The difference between Darwin and Owen on homologies therefore could not be settled by a straightforward appeal to evidence. Each recognized the evidence but claimed it for his theory. The fundamental difference between Owen and Darwin was not scientific but philosophical and chiefly concerned the kind of explanations that should be invoked by scientific theories. Like practically all current scientists, Darwin was committed to the sort of methodological naturalism discussed in Chapter Three. Only physical causes are admissible in scientific explanations, and appeal to transcendent objects, like archetypes was ruled out. Again, what constitutes an acceptable scientific explanation is not a scientific but a philosophical question.

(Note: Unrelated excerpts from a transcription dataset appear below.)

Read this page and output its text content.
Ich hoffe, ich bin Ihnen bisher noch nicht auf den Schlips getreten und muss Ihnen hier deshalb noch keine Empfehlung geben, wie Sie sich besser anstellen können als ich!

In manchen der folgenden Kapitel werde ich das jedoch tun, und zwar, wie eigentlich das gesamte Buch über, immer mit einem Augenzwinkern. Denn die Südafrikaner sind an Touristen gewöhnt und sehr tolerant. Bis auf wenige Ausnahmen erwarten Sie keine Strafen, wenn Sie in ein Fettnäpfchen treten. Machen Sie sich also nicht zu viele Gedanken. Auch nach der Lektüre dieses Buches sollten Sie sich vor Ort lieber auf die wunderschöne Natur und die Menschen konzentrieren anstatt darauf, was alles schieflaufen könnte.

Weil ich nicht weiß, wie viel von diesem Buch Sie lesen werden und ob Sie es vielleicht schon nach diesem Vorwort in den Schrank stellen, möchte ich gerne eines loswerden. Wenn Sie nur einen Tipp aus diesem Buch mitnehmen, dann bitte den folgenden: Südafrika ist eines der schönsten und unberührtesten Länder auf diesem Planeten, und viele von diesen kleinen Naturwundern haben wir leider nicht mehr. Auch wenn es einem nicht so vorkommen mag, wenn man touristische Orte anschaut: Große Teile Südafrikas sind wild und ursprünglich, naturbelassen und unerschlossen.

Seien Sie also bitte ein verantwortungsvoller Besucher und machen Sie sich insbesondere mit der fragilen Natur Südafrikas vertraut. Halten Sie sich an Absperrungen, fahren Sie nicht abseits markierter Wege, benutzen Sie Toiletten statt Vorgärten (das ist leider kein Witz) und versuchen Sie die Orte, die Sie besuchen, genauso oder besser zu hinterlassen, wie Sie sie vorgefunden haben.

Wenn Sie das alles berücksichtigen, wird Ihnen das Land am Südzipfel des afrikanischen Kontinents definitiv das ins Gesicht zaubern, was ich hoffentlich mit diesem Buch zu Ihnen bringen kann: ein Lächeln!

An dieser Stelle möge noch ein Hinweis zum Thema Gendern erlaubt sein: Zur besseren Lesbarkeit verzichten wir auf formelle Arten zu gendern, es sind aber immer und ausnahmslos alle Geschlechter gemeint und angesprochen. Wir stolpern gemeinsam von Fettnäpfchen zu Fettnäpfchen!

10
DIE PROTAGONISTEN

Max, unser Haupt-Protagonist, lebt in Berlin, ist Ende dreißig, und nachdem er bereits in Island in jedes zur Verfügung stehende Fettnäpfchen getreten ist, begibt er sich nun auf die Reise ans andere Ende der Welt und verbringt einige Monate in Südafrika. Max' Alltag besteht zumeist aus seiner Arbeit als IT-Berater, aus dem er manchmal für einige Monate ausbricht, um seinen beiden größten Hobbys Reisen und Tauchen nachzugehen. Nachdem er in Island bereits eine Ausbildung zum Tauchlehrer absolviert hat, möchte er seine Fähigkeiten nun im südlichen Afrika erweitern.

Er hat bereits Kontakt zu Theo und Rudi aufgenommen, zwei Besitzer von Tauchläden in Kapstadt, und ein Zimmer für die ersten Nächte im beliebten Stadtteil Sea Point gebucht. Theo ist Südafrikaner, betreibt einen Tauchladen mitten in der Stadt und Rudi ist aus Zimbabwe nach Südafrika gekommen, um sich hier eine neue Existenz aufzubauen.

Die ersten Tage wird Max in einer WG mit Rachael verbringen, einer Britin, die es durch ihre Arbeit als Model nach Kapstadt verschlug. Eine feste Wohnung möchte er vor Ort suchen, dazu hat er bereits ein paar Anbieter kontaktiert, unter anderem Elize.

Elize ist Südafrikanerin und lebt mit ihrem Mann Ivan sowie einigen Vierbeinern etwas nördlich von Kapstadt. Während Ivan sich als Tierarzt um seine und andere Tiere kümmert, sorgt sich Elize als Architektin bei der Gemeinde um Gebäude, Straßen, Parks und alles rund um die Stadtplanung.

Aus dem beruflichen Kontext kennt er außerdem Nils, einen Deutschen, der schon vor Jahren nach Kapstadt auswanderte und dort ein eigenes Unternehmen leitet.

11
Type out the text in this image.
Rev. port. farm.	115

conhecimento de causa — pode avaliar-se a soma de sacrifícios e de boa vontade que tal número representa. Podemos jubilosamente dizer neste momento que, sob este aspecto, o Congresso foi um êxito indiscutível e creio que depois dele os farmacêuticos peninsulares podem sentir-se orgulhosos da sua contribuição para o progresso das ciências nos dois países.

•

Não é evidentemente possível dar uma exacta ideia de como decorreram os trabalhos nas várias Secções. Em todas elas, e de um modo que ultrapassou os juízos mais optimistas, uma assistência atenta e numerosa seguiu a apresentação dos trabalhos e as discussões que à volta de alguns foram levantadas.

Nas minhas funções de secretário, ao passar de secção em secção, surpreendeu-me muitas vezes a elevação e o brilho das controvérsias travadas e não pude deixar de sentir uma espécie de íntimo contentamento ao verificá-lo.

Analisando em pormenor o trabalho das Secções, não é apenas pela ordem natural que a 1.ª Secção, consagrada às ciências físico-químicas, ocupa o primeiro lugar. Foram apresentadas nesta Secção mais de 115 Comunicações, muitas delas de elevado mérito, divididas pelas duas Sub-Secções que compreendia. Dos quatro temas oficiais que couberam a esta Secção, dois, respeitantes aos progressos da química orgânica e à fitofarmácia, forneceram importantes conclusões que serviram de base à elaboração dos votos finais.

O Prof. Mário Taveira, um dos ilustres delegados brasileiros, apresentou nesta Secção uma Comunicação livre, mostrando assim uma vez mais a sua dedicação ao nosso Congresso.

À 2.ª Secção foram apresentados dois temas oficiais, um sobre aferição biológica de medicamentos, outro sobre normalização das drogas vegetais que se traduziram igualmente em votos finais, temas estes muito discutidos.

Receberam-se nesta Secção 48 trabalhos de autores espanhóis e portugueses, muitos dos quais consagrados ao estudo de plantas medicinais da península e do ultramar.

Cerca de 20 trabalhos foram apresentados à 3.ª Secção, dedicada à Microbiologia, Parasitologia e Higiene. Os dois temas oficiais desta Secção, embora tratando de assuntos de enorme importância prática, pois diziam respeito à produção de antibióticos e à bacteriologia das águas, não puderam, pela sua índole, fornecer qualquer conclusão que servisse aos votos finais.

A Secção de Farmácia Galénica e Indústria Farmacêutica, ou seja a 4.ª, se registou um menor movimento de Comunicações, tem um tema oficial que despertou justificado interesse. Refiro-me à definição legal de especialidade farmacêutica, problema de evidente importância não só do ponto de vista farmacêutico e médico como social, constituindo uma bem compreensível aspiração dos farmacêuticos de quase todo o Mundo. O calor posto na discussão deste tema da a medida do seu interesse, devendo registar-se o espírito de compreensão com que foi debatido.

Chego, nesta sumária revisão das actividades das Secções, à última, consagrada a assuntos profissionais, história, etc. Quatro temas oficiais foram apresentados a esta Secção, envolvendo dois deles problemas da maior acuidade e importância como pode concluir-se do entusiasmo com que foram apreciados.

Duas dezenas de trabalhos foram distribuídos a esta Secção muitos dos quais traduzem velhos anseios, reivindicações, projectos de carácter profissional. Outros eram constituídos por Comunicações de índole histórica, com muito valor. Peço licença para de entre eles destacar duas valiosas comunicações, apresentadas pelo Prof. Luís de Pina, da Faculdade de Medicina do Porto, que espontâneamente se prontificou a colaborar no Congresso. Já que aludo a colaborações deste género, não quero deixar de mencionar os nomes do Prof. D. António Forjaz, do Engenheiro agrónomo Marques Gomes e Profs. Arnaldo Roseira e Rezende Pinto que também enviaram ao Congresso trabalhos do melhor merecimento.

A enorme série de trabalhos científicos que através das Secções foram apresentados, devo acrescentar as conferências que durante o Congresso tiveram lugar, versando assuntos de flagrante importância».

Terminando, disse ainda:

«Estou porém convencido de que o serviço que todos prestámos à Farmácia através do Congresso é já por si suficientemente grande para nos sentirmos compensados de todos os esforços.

In cases like this, where the evidence will not settle the dispute, scientists must employ philosophical arguments. And they do. Therefore, the suggestion that science can simply replace philosophy is wrong for the reason that, as [Thomas] Kuhn observed, scientific debates often embed—or are embedded within—philosophical debates. These philosophical differences often cannot be settled by straightforward empirical means, but must be addressed with philosophical argument. Science cannot replace philosophy because philosophy is an essential part of the scientific enterprise. Kuhn was wrong about many things, but on this point he was absolutely right.